1
SELECT COUNT(*)
FROM "businesses"
WHERE (businesses.postal_code_id IN
         (SELECT id
          FROM postal_codes
          WHERE lower(city) IN ('los angeles')
            AND lower(region) = 'california'))
  AND (EXISTS
         (SELECT *
          FROM categorizations c
          WHERE c.business_id=businesses.id
            AND c.category_id IN (86)))

I'm have a postgres database businesses, categories, and locations. This query took 95665.9ms to execute and I'm pretty sure the bottleneck is in categorizations. Is there a better way to execute this? The resulting count was 1032

=# EXPLAIN ANALYZE SELECT COUNT(*)
-# FROM "businesses"
-# WHERE (businesses.postal_code_id IN
(#          (SELECT id
(#           FROM postal_codes
(#           WHERE lower(city) IN ('los angeles')
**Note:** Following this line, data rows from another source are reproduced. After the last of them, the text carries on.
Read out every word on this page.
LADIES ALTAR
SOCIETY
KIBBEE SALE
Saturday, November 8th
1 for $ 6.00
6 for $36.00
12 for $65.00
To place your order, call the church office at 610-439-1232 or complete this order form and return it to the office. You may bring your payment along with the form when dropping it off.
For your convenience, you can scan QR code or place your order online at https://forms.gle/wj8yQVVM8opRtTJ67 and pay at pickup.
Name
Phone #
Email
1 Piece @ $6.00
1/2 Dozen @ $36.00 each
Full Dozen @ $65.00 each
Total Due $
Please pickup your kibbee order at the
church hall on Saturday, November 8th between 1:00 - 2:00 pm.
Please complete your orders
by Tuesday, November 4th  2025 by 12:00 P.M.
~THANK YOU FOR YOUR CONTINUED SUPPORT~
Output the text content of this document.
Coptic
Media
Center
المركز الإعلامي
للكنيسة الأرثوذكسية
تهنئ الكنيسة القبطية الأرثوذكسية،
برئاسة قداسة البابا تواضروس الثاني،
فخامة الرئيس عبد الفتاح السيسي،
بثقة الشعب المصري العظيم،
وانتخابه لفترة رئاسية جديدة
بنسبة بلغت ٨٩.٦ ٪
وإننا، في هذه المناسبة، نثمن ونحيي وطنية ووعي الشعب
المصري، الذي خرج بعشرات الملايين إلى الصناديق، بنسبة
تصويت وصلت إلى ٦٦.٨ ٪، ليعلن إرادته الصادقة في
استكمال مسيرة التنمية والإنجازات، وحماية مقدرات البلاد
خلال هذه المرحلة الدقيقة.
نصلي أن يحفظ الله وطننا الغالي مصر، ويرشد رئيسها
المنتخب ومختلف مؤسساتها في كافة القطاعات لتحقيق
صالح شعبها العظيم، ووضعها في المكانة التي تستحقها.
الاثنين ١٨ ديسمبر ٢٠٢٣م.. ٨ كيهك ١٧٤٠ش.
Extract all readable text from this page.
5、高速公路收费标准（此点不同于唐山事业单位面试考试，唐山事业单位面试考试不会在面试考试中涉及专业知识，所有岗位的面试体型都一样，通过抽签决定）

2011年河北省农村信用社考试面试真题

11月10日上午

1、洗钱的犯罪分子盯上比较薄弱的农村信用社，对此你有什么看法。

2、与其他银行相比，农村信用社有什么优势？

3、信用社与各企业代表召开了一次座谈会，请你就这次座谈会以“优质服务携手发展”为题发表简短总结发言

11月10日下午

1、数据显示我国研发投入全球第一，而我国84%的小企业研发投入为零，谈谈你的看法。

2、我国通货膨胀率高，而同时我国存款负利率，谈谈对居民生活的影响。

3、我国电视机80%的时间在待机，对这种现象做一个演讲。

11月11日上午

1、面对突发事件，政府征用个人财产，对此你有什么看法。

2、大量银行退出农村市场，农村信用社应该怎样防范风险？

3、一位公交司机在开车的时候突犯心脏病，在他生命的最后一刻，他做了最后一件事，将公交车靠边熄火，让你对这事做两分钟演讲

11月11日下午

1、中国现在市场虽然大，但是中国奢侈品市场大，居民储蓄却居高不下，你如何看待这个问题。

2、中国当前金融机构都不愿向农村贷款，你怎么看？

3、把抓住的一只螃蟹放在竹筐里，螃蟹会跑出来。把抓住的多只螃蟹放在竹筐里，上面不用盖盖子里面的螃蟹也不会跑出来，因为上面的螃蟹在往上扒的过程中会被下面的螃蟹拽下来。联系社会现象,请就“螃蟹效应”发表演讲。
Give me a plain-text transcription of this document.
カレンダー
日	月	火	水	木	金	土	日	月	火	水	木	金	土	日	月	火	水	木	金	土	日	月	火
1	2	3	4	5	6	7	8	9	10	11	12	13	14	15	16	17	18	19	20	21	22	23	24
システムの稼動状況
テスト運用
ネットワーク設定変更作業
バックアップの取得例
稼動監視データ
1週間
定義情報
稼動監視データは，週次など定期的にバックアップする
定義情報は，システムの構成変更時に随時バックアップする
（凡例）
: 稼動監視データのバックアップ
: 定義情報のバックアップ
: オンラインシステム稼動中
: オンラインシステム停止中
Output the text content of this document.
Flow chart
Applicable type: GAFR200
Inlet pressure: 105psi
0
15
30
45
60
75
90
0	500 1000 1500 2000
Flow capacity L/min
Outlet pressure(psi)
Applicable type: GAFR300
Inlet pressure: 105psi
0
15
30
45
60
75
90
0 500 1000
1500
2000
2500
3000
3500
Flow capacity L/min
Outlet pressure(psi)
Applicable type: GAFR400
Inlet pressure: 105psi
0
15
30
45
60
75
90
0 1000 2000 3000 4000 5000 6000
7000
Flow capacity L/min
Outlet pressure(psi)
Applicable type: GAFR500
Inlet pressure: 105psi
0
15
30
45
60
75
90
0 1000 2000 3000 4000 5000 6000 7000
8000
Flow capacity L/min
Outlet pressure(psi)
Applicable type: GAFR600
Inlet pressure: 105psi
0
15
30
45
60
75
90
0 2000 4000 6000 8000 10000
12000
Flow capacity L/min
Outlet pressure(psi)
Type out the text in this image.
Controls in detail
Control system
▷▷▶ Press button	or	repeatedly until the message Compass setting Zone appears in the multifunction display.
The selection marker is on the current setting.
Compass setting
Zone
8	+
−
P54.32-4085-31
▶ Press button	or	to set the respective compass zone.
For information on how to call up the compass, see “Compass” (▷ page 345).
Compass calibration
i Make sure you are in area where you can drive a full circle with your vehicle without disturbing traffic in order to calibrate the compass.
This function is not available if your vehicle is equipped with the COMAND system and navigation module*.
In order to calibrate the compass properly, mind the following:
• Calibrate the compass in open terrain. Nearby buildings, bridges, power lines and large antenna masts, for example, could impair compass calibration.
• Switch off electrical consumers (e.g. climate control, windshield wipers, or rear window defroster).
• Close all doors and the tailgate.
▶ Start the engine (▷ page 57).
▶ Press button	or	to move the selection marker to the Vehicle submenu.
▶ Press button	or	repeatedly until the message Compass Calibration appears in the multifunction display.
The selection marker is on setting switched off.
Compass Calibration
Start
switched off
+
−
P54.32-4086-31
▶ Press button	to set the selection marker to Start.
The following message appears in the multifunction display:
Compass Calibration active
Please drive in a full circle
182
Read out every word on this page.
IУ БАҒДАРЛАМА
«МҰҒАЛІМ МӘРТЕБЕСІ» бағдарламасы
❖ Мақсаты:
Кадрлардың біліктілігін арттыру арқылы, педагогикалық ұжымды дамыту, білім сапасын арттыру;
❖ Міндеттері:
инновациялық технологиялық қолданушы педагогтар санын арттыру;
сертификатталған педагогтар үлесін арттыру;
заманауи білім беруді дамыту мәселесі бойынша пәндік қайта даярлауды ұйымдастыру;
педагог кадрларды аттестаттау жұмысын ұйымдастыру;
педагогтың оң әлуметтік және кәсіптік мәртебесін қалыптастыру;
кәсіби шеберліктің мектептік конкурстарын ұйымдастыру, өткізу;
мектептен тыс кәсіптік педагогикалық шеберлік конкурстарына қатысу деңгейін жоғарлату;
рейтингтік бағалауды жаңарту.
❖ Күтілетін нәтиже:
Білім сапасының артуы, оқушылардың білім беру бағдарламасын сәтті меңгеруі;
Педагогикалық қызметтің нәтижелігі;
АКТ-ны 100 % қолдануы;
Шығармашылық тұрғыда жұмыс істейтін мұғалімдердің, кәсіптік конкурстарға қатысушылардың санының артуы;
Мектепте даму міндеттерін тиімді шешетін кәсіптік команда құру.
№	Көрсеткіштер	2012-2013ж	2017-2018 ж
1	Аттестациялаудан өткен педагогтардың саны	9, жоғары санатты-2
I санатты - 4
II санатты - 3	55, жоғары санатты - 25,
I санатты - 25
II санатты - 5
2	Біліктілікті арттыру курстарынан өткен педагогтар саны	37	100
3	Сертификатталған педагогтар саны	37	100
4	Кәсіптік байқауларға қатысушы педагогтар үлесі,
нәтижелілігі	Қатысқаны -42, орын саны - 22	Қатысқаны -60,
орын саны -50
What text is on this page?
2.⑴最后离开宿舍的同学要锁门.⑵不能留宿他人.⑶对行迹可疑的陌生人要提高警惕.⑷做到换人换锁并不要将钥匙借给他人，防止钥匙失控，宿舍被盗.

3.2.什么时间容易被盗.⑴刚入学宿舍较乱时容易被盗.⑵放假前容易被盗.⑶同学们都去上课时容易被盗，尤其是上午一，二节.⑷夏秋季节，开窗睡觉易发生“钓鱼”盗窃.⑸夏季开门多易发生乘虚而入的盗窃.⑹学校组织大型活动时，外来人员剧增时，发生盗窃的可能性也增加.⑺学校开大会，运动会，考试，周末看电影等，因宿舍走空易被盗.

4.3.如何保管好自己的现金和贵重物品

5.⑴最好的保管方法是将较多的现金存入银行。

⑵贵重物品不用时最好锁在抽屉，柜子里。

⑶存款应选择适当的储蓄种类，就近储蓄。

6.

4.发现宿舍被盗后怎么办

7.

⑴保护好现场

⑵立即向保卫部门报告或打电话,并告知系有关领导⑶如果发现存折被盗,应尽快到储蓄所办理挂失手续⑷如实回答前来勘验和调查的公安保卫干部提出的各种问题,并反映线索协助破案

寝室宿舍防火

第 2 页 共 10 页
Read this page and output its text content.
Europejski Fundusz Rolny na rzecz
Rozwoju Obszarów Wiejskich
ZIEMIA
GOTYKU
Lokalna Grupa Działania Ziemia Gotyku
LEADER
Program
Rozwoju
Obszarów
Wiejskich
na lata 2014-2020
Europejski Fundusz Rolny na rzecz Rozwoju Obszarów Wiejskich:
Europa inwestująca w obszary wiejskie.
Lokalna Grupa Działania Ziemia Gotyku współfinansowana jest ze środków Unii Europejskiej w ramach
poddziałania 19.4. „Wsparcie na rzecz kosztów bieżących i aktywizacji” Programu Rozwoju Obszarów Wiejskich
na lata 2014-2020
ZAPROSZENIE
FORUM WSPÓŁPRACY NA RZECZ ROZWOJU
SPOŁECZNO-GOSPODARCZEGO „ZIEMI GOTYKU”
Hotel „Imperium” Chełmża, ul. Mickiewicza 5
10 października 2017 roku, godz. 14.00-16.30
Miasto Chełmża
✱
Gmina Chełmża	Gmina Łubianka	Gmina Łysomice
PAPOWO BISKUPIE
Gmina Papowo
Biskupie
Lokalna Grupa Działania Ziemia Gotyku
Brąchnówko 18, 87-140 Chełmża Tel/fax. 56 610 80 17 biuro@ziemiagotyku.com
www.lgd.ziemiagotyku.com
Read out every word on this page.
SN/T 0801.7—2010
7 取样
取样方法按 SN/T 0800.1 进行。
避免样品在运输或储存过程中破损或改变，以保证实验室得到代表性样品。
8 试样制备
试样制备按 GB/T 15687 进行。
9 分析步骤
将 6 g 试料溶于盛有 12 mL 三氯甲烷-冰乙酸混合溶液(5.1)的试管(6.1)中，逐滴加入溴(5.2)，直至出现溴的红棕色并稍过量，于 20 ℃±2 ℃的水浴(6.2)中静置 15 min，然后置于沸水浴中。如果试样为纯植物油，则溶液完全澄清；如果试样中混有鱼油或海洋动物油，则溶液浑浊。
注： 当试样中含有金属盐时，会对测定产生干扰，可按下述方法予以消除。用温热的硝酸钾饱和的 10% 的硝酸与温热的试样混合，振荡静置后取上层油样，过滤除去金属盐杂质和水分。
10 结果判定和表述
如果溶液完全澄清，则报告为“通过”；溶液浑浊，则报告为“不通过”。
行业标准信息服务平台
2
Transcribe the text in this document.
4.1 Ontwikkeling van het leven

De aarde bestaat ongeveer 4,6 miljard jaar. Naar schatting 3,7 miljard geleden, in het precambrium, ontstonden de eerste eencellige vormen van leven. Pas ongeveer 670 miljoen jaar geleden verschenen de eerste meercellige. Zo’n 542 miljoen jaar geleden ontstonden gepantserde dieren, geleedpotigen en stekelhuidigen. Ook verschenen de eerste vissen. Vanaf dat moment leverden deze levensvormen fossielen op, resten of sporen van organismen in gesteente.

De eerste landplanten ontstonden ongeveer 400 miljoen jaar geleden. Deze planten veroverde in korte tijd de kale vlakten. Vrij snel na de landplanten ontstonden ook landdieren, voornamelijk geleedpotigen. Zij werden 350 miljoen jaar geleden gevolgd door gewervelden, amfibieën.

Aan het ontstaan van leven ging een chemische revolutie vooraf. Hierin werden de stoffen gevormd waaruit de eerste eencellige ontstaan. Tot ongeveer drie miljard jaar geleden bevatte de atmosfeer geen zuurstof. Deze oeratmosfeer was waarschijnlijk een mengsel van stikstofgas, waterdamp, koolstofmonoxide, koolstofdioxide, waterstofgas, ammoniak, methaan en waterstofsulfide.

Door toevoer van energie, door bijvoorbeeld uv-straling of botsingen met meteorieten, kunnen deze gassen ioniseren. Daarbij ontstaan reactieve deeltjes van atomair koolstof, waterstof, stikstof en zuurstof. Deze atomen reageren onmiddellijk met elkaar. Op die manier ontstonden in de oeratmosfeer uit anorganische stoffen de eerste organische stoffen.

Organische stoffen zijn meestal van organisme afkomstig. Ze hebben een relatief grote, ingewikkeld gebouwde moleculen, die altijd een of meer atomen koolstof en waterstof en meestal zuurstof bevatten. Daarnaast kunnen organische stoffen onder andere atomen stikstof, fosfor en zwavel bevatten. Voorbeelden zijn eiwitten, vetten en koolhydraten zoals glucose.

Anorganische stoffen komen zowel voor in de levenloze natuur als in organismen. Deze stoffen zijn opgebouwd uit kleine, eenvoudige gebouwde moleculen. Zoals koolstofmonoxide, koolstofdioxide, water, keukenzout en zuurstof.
(#             AND lower(region) = 'california'));
                                                                             QUERY PLAN                                                                              
---------------------------------------------------------------------------------------------------------------------------------------------------------------------
 Aggregate  (cost=4007.74..4007.75 rows=1 width=0) (actual time=263820.923..263820.924 rows=1 loops=1)
   ->  Nested Loop  (cost=41.93..4005.20 rows=1015 width=0) (actual time=469.716..263679.865 rows=112513 loops=1)
         ->  HashAggregate  (cost=15.59..15.60 rows=1 width=4) (actual time=332.664..332.946 rows=82 loops=1)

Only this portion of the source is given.